Ma’had Aly – Al Mutawakkil ‘Alallah III, merupakan putera dari Khalifah al Mustamsik. Pada tahun 1508 M, ia diangkat menjadi khalifah Abbasiyah setelah ayahnya yang bernama Khalifah al Mustamsik diturunkan dari jabatannya. Khalifah al Mutawakkil lebih cenderung kepada Ahlus Sunnah. Hal ini dilakukannya dengan cara banyak membantu mereka yang memiliki akidah dan pandangan Ahlus Sunnah.

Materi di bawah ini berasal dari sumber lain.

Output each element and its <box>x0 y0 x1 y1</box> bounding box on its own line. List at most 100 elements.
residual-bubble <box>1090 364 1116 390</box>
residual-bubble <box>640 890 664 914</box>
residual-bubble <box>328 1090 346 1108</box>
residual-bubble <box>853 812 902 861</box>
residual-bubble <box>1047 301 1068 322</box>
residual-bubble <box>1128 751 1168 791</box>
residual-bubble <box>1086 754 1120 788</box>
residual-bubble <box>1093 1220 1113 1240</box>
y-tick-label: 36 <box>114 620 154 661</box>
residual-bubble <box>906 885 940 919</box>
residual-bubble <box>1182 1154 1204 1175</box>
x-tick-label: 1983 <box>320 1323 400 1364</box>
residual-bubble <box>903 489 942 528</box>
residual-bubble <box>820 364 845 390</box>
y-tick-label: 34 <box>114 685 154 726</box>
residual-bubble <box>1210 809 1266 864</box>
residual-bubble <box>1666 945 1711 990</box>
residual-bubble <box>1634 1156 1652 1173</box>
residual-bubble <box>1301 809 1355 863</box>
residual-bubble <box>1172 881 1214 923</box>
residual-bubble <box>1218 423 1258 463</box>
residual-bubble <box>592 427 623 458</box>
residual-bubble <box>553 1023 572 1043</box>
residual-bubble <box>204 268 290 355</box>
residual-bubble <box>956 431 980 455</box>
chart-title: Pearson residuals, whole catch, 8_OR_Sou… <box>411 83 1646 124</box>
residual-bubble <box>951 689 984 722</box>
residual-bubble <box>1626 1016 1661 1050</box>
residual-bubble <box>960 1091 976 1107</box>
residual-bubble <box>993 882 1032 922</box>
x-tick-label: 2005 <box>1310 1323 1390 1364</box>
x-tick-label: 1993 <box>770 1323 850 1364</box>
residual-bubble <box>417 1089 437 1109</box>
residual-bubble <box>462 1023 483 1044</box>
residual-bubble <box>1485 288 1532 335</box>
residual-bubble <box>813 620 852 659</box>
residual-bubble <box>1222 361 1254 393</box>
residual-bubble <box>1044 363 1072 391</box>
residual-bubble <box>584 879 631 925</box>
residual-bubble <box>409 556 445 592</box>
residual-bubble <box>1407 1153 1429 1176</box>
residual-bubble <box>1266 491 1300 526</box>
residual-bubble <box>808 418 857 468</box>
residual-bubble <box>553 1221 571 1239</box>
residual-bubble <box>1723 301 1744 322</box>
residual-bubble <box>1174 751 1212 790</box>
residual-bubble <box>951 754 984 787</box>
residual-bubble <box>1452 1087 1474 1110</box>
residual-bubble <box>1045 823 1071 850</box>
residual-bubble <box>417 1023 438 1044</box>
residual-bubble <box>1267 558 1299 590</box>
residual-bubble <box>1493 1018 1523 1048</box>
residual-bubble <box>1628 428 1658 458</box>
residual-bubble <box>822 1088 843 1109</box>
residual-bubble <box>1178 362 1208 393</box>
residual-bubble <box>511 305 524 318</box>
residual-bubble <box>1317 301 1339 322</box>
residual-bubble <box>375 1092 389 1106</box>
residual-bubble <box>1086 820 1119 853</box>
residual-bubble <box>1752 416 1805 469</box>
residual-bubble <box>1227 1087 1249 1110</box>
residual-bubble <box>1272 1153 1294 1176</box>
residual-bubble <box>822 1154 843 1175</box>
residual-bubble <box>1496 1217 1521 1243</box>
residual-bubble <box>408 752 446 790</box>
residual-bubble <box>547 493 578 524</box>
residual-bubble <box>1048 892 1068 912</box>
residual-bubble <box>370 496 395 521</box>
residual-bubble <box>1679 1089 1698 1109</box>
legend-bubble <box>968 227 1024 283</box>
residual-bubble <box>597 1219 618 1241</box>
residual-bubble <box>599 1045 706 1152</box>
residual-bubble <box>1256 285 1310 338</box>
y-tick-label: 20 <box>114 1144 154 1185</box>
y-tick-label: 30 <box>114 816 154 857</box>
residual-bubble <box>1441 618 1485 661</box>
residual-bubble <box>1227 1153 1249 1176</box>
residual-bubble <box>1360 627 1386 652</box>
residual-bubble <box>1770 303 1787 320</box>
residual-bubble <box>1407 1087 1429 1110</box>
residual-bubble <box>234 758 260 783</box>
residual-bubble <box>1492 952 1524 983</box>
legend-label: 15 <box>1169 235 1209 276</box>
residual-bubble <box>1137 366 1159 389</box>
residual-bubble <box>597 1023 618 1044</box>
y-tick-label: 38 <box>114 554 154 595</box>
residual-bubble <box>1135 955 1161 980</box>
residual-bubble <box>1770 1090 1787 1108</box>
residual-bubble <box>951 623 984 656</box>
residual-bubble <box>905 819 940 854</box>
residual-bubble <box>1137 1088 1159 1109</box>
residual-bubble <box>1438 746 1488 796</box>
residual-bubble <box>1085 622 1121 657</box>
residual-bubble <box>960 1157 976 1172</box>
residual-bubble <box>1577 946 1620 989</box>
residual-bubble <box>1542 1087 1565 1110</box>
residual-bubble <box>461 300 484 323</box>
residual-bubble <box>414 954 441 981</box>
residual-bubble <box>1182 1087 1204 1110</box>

Ia juga disebut sebagai khalifah pembela Ahlu Sunnah, denganmencabut aturan yang mengharuskan setiap orang untuk mengatakan bahwa al-Qur’an itu makhluk. Perintah ini disebarkan ke seluruh wilayah kekuasaannya pada 234 H. Pada masa awal kepemimpinannya, terjadi Perang Chaul antara pasukan Mesir dengan tentara Portugis, yang dikomandoi oleh Lourenco de Almeida. Dalam pertempuran ini, Lourenco de Almeida terbunuh dan pasukan Mesir berhasil mengalahkan mereka.Pada tahun berikutnya, kembali terjadi pertempuran yang dinamakan Perang Diu karena terjadi di sekitar Pelabuhan Diu. Dalam perang ini, Mesir dapat dikalahkan dan hasilnya pelabuhan ini direbut oleh pasukan musuh yang dipimpin oleh Francisco de Almeida dari Kesultanan Gujarat.
Beberapa tahun setelah perang tersebut, pasukan Mesir kembali dibuat menderita malapetaka setelah Alfonso de Albuquerque merebut kota Aden, Yaman. Kemudian Sultan al Ashraf Qansuh al Ghawri mempersiapkan armada baru untuk mengusir musuh dan berusaha melindungi para pedagang yang berasal dari India. Akan tetapi, sebelum menyelesaikan semua rencana itu, Mesir telah kehilangan kedaulatannya setelah wilayah Laut Merah serta Mekkah dan Semenanjung Arabia berhasil dikuasai oleh tangan Kesultanan Utsmaniyah.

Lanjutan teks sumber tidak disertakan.